I was drinking black coffee out of a white IKEA coffee cup. It came in a set of six—along with six blue and white saucers—for one of those impossible IKEA prices, like $3.00 or something.

When you're first setting up house, it's difficult to ignore the siren song of IKEA, beckoning to you just off the expressway, and it's only much later that you realize that nice furniture doesn't involve fake wood veneer that can peel off, nor is it made of compressed layers of something that was, perhaps, maybe at one time, wood.

Or those compressed layers that are making up your stylish yet frustrating-to-assemble bookcase {why isn't the faceless IKEA man on the directions ever shown fighting with the person who's trying to help him assemble the furniture? Because that happens all the time and is pretty much part of the process}—those layers could just be scraps of Swedish newspaper that have been skiied over by blonde-headed Swedish people as they chant in practically unaccented English about how they will draw America's youth to them with promises of cheap meatballs.

But these white coffee cups from IKEA have stood the test of time and two moves. In IKEA world, they are heirlooms now.

I was drinking out of one when I suddenly thought of Grandma Walker. It was the black coffee in it that reminded me, I think.
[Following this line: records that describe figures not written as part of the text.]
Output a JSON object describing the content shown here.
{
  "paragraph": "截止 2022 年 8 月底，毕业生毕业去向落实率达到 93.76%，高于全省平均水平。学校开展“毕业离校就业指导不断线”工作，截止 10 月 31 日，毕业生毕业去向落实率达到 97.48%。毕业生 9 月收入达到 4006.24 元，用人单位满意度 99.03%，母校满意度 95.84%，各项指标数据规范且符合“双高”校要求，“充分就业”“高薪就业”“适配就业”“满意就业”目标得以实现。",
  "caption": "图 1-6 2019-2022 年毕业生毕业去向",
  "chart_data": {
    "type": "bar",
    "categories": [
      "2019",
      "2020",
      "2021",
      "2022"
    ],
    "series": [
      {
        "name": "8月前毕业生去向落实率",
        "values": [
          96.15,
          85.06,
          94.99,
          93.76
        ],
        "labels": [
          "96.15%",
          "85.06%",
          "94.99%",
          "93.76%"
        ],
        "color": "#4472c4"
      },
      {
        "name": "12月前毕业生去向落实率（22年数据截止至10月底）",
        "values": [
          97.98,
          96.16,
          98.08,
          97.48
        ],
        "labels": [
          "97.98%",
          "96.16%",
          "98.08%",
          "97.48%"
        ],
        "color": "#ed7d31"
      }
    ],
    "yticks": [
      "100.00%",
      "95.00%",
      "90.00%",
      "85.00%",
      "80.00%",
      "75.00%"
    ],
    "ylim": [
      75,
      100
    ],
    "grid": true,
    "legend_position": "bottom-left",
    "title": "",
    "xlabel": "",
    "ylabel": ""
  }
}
She had coffee throughout the day, I seem to recall, and it was always black. My grandparents had these milky glass mugs that showed the faintest outline of the coffee through as she drank cup after cup.

Grandma Walker would always have a cup of black coffee on the kitchen table as we played Go Fish when I was just a very little girl. Because my hands weren't big enough to hold all the cards, I would use the swivel kitchen chair as my card stand. I'd swing the chair around so that the back was facing the table.

High-backed, no arms, and covered in a light brown plasticky material that made them easy to clean, those chairs were set-up for me to play cards.

I'd crouch on the chair, studying my carefully-arranged cards—they were propped up in between the seat and the back—and peek around the side to study my grandma, to see if she was giving away any clues in her face.

Glancing out the kitchen window: did that mean she had 3s?

Looking at the orange and brown flowered wallpaper: maybe it meant she had no 3s?

Hard to tell. My grandma's thin but sturdy face and milky eyes rarely betrayed a tell.

I'd pop above the back of the chair as she took another drink of her coffee. "Do you have any 3s, Grandma?"

"Go fish," she'd say.

or

"Oh, you got me! Here you go," she'd say.

And I'd retreat to my hiding place to study her some more and wonder if I'd ever like coffee as much as she did.